Updated on 2024-11-29 GMT+08:00

Data Migration

Scenario

If you select Elasticsearch to replace Solr as the service platform, you need to import the index data to Elasticsearch.

Prerequisites

  • The cluster is running properly.
  • The cluster client has been installed, and the client node has been connected to the Elasticsearch cluster.

Procedure

  1. Migrate the Solr source data from HBase to Elasticsearch in TableScanMR concurrent mode by referring to Migrating HDFS Data Using HDFS2ES.
  2. Verify the import result.

    1. Check whether a table has been imported.

      Run the curl command to check whether data is imported, query the number of imported data records, and compare the number with the number of Solr records. If the number of data records is the same as that of Solr records, the data import is complete.

      Example:

      • Normal mode:

        curl -XGET "http://EsNode IP address:EsNode port number/my_store1/_search"

      • Security mode:

        curl -XGET --tlsv1.2 --negotiate -k -u:"https://EsNode IP address:EsNode port number/my_store1/_search"

    2. Check whether all tables are imported.

      Run the curl command to view all tables and the number of records in the Elasticsearch cluster. Compare the number with the number of Solr records. If the number of records is the same, the data import is complete.

      Example:

      • Normal mode:

        curl -XGET "http://EsNode IP address:EsNode port number/_cat/_indices"

      • Security mode:

        curl -XGET --tlsv1.2 --negotiate -k -u:"https://EsNode IP address:EsNode port number/_cat/_indices"

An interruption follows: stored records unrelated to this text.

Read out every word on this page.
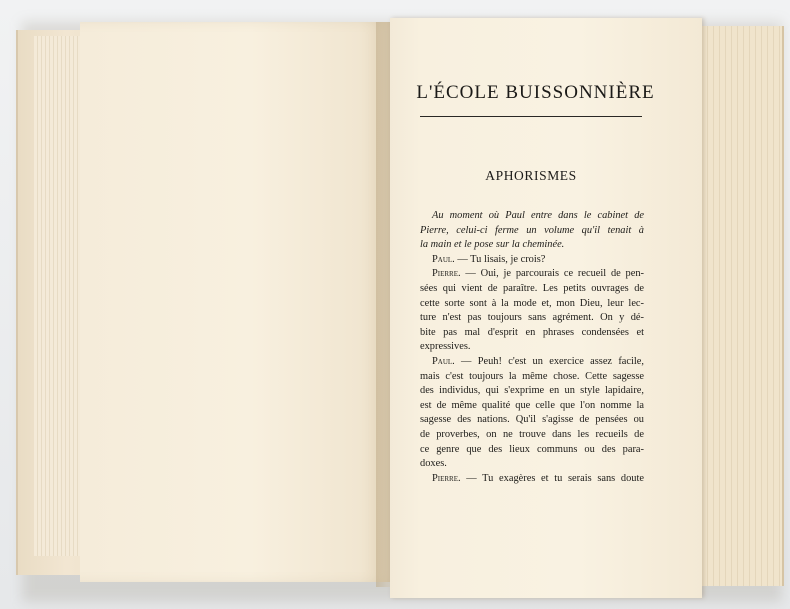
L'ÉCOLE BUISSONNIÈRE
APHORISMES
Au moment où Paul entre dans le cabinet de
Pierre, celui-ci ferme un volume qu'il tenait à
la main et le pose sur la cheminée.
Paul. — Tu lisais, je crois?
Pierre. — Oui, je parcourais ce recueil de pen-
sées qui vient de paraître. Les petits ouvrages de
cette sorte sont à la mode et, mon Dieu, leur lec-
ture n'est pas toujours sans agrément. On y dé-
bite pas mal d'esprit en phrases condensées et
expressives.
Paul. — Peuh! c'est un exercice assez facile,
mais c'est toujours la même chose. Cette sagesse
des individus, qui s'exprime en un style lapidaire,
est de même qualité que celle que l'on nomme la
sagesse des nations. Qu'il s'agisse de pensées ou
de proverbes, on ne trouve dans les recueils de
ce genre que des lieux communs ou des para-
doxes.
Pierre. — Tu exagères et tu serais sans doute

      For details about how to use the curl command, see Running curl Commands in Linux.

  3. Stop Solr-based service applications and migrate them to Elasticsearch.

    After the migration, check whether the services are normal. If they are abnormal, roll back to Solr.

    If the services are normal, reserve or delete the Solr service based on user maintenance requirements.

Related Information

  • After data is imported, if some indexes fail to be imported, the json directory is generated in the data import tool package directory.

    You can run the ./sbin/input.sh command in the sbin directory to import the data that fails to be imported.

  • In the Elasticsearch/tools/elasticsearch-data2es/hbase2es/logs directory of the cluster client, you can view the log information about the import process.